Growers can select rootstocks that are tolerant to bacterial canker. Reighard rates Guardian, Viking, and MP-29 as excellent in that department. Guardian was developed at Clemson for its resistance to root knot nematodes, and several others are immune or tolerant.

“Trees are living longer now that we’ve controlled bacterial canker, so Armillaria is becoming a larger problem,” he said. There are two approaches to control of Armillaria, or oak root rot.

Sharpe and MP-29 rootstocks offer some tolerance. “We’re not there yet with rootstocks,” he said, “so in the meantime we have to use other means to combat Armillaria.

Some growers are now using the “walking tree” method, developed by pathologist Dr. Guido Schnabel at Clemson. It involves planting trees on berms, then removing the soil around the base of the tree after two years of growth. This exposes the major roots to the air; Armillaria doesn’t move above the soil line to infect the tree trunk.

The method was described in Good Fruit Grower in “Peaches on ridges” published in July 2011.

Reighard is a major figure in the world of rootstock evaluation for peaches. Growers in the Southwest have problems with iron chlorosis on high pH soils, and there are a dozen rootstocks that address that problem.

Several rootstocks are resistant to waterlogging, in areas where that is a problem.

Labor

Peach orchard management is very labor intensive in terms of pruning, thinning, and harvesting, Reighard said. To grow the large peaches required by the market means thinning as early as possible—bloom thinning being preferred.

Several chemicals are effective for bloom thinning, but they are not consistent from year to year, he said, so that means returning to the orchard to thin by hand. For many years, growers have used the Phil Brown Welding rope thinner.

In the last few years, growers have adopted the Darwin string thinner to remove blossoms. While it works very well on trees grown in upright systems, Reighard says it’s “been a disaster” on open vase trees. “It’s not going to work in our situation,” he said. Most peach orchards in South ­Carolina are open vase trees.

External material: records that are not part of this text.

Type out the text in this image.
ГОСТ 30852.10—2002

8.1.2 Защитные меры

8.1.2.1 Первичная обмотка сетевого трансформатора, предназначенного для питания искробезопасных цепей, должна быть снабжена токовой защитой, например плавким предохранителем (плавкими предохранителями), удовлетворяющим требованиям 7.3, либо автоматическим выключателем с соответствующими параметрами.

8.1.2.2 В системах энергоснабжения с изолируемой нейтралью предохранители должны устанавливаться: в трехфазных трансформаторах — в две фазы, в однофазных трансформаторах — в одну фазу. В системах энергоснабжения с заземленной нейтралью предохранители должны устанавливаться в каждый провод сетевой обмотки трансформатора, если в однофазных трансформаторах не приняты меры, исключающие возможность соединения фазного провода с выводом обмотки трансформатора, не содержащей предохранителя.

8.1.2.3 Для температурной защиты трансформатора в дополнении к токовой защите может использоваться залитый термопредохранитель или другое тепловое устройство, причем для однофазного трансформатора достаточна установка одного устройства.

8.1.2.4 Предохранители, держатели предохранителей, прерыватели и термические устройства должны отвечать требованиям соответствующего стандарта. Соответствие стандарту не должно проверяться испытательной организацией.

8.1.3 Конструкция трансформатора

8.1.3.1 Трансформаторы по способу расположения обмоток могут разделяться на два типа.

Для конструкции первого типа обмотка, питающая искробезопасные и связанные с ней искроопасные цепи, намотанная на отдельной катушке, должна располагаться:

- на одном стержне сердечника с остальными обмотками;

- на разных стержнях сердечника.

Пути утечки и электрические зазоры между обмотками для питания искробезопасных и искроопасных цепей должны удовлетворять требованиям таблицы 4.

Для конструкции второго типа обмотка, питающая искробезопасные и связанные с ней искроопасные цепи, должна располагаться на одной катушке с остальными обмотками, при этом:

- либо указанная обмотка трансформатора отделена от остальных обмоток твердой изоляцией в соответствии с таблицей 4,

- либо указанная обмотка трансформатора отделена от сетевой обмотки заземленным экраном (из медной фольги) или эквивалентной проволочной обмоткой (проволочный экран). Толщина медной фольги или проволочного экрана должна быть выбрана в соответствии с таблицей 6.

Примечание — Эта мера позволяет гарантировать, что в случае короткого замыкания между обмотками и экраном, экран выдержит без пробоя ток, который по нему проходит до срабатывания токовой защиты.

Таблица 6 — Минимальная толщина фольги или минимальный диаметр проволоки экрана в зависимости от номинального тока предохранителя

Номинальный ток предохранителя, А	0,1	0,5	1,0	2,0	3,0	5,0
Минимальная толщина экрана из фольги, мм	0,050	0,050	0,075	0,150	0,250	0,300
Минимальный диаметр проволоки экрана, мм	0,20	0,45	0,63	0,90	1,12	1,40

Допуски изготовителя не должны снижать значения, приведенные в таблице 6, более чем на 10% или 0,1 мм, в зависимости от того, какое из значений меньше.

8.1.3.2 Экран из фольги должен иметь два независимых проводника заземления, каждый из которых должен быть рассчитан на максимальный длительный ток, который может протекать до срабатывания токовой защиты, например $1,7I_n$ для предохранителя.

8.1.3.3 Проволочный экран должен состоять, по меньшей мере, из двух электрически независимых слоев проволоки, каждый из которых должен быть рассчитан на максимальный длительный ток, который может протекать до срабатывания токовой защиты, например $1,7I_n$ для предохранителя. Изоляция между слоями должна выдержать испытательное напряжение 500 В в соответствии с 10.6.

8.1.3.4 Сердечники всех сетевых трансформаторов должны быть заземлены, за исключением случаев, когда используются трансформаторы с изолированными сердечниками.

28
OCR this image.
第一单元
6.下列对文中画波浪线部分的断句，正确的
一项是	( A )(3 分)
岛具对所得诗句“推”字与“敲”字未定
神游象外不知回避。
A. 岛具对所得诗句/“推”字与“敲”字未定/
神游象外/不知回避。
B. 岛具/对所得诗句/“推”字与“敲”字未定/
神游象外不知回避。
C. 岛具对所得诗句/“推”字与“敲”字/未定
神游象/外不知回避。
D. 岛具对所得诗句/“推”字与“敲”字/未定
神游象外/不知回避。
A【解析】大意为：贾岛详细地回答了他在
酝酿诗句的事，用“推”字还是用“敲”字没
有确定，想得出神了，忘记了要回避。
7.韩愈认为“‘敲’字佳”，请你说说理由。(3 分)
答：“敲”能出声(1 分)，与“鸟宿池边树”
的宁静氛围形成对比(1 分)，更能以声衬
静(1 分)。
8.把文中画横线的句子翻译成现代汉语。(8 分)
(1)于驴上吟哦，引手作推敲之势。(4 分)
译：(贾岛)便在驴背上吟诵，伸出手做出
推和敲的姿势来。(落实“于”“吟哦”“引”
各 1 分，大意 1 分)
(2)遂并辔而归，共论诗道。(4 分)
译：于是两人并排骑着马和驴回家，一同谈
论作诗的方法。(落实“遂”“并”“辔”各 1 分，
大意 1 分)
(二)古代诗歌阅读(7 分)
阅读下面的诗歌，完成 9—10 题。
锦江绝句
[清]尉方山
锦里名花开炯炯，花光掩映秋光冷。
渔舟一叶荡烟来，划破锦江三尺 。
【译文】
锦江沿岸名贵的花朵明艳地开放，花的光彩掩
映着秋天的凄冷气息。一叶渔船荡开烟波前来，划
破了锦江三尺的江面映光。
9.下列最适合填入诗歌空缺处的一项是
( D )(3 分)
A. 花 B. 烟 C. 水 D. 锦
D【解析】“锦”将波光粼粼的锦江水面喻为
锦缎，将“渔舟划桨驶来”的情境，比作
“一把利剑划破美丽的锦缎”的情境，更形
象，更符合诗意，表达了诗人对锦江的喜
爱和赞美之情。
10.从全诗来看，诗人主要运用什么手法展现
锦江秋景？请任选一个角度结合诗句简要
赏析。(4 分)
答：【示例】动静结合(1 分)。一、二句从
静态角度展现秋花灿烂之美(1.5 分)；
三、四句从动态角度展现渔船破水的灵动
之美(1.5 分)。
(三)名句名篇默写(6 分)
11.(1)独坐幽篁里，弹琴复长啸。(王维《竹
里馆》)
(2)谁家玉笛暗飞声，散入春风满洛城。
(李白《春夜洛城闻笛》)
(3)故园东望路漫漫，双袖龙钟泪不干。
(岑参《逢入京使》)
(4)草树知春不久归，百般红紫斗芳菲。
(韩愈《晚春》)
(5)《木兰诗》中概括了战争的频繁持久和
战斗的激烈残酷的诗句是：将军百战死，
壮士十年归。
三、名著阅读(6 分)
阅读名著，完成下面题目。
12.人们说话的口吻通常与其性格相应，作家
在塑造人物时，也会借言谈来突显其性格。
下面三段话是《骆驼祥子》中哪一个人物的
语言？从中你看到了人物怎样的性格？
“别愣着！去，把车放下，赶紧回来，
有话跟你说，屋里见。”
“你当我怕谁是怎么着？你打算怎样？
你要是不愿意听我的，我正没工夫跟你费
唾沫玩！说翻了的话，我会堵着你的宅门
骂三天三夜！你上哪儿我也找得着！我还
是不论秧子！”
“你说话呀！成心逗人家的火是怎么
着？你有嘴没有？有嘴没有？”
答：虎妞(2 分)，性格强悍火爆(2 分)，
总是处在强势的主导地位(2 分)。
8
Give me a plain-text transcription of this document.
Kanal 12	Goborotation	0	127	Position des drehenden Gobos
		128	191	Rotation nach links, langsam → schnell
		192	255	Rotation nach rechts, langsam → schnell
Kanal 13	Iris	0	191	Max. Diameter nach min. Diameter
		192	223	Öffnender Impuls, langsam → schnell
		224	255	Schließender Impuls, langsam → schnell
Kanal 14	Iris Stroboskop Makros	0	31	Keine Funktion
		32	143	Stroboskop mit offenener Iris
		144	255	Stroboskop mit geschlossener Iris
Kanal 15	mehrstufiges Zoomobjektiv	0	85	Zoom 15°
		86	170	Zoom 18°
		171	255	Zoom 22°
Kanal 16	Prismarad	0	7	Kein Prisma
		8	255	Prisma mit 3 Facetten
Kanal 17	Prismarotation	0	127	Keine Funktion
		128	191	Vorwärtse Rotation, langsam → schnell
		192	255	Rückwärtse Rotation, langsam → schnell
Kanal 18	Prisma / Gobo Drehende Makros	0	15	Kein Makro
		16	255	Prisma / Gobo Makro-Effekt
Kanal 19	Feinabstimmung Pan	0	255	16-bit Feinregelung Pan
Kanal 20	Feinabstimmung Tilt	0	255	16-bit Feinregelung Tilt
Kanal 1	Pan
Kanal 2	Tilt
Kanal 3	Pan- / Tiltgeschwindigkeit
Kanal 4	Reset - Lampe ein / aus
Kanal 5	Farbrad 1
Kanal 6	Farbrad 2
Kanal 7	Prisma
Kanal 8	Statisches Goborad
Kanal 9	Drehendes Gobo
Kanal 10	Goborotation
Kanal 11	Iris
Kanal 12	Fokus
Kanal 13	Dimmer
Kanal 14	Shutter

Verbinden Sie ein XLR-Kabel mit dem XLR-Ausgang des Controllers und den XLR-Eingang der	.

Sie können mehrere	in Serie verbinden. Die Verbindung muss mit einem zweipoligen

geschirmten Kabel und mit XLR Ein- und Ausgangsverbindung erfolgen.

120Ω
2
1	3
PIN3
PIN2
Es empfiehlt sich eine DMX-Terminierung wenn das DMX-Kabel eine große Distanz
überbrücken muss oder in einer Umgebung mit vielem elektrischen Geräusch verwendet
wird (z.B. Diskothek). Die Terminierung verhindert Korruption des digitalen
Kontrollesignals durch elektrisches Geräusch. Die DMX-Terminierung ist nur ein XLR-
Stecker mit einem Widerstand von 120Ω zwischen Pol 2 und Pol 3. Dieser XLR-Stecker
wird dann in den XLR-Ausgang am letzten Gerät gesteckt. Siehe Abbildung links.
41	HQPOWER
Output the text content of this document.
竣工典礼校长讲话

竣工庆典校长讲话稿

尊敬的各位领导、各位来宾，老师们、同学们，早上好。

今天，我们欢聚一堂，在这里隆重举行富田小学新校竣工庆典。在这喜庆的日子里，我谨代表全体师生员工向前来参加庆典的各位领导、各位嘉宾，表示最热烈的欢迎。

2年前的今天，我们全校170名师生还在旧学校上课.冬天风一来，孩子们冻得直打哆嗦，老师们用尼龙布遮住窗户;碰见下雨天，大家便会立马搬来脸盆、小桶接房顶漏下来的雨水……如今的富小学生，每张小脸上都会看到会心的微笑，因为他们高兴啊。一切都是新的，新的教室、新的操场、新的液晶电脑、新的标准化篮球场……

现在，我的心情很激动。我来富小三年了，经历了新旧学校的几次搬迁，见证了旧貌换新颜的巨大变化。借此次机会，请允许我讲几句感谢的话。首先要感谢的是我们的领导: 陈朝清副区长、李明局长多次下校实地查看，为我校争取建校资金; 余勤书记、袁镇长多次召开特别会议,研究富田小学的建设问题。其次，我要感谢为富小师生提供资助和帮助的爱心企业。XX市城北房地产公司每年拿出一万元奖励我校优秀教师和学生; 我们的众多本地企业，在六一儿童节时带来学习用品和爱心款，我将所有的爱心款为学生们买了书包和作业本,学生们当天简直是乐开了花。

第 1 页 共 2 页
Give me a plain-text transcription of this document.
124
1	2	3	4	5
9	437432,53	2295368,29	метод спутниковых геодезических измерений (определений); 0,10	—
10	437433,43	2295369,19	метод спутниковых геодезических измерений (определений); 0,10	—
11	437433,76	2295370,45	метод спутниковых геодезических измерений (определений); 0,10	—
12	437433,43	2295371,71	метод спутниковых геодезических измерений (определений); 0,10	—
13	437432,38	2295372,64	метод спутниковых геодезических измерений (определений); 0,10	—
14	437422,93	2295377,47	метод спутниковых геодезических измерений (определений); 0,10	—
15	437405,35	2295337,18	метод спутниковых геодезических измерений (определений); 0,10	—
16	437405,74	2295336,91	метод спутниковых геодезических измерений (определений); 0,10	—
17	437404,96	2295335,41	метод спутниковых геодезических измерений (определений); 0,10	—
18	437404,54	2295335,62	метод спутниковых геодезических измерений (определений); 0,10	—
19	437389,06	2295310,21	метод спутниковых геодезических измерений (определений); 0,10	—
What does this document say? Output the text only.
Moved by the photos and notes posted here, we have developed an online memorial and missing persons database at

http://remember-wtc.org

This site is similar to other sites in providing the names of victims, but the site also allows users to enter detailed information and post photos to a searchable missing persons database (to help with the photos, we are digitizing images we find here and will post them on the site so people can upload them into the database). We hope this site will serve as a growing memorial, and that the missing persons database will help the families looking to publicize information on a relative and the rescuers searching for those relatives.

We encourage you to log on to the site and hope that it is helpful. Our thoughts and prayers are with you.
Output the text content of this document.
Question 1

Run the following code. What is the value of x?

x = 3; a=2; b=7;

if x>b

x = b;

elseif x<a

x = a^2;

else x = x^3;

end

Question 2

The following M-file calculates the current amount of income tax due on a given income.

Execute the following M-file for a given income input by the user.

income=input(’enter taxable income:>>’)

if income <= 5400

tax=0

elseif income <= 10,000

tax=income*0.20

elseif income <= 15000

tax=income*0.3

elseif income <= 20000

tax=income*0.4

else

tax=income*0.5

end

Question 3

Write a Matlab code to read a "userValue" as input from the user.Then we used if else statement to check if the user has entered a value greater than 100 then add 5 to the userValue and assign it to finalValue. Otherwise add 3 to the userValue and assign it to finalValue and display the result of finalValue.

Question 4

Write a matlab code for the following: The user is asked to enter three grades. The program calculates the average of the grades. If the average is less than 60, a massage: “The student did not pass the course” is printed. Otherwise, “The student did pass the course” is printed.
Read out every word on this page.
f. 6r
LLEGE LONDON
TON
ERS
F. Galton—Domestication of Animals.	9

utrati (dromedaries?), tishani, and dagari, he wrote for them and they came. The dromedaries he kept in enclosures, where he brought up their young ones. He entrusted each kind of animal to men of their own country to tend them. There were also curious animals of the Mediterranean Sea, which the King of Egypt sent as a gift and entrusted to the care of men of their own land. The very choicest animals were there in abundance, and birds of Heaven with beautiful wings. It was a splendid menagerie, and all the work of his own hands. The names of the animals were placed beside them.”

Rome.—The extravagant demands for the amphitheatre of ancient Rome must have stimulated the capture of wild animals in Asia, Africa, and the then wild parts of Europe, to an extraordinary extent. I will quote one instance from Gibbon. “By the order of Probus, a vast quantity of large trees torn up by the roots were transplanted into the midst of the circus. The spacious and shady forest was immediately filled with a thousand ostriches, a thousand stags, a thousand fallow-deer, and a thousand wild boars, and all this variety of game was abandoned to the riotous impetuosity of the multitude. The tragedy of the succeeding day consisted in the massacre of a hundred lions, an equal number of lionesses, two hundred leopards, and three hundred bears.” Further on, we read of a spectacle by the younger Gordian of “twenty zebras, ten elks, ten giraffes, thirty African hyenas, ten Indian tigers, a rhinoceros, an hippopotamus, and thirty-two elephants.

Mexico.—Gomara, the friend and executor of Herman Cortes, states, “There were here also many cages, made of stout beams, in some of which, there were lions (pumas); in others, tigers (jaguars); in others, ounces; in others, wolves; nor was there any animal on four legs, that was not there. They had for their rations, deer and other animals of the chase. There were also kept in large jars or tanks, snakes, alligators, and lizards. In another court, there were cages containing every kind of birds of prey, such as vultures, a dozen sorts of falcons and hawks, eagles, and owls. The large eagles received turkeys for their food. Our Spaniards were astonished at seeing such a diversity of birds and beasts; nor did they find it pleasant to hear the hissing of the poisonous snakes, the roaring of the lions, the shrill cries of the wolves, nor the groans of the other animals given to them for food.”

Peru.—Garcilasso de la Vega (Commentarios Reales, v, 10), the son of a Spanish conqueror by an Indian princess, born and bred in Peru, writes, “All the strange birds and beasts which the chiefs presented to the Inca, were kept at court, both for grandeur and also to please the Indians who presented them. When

Growers have been finding other tools for blossom thinning, including hand-held devices like The Cinch developed by Phil Miller of Manistee, Michigan. A hand-held battery-powered drill powers a whirling wand containing “strings” made of soft rubber tubing. One South Carolina grower has purchased 200 of them, and even more battery packs, and uses them on 5,000 acres of peaches, reducing his hand thinning costs by $200 an acre, Reighard said.

Early thinning can increase fruit size and yield. Research in California has shown that high spring temperatures strongly influence the rate of fruit development and can result in smaller fruit sizes and less yield, Reighard said. Large fruit size has been hard to achieve in hot climates.

“Factors that slow down rates of fruit development extend the period of time that the plant has to supply potential fruit growth demands (carbohydrates, water, and minerals) and thus can lead to larger fruit size and yield,” Reighard said. Growers can use that information to decide how hard they need to thin so the remaining peaches will size well.

“In the Southeast, our traditional vase-shaped geometry is not conducive to mechanization,” he said. As in the Mid-Atlantic states, growers are looking at taller trees, more upright trees, and at working from platforms to prune, thin, and harvest.

More challenges

In his talk, Reighard ran short of time long before he ran out of challenges to talk about.

Brown rot is a problem in the hot, humid Southeast, and the causative organism quickly becomes resistant to fungicides. Clemson researchers have developed a quick test so growers can determine which fungicides will still do the job.

Reighard and his Clemson associate, peach breeder Dr. Ksenija Gasic, are both participants in the RosBREED project, which is focusing on finding genetic markers for important peach traits. Bacterial spot resistance is one of them, and Reighard believes the work will accelerate breeding for resistant varieties.

New discoveries in the way genes function promise to help peach breeders develop varieties that have interesting new flavors and aromas as well as the traditional quality traits such as color, sweetness, and firmness.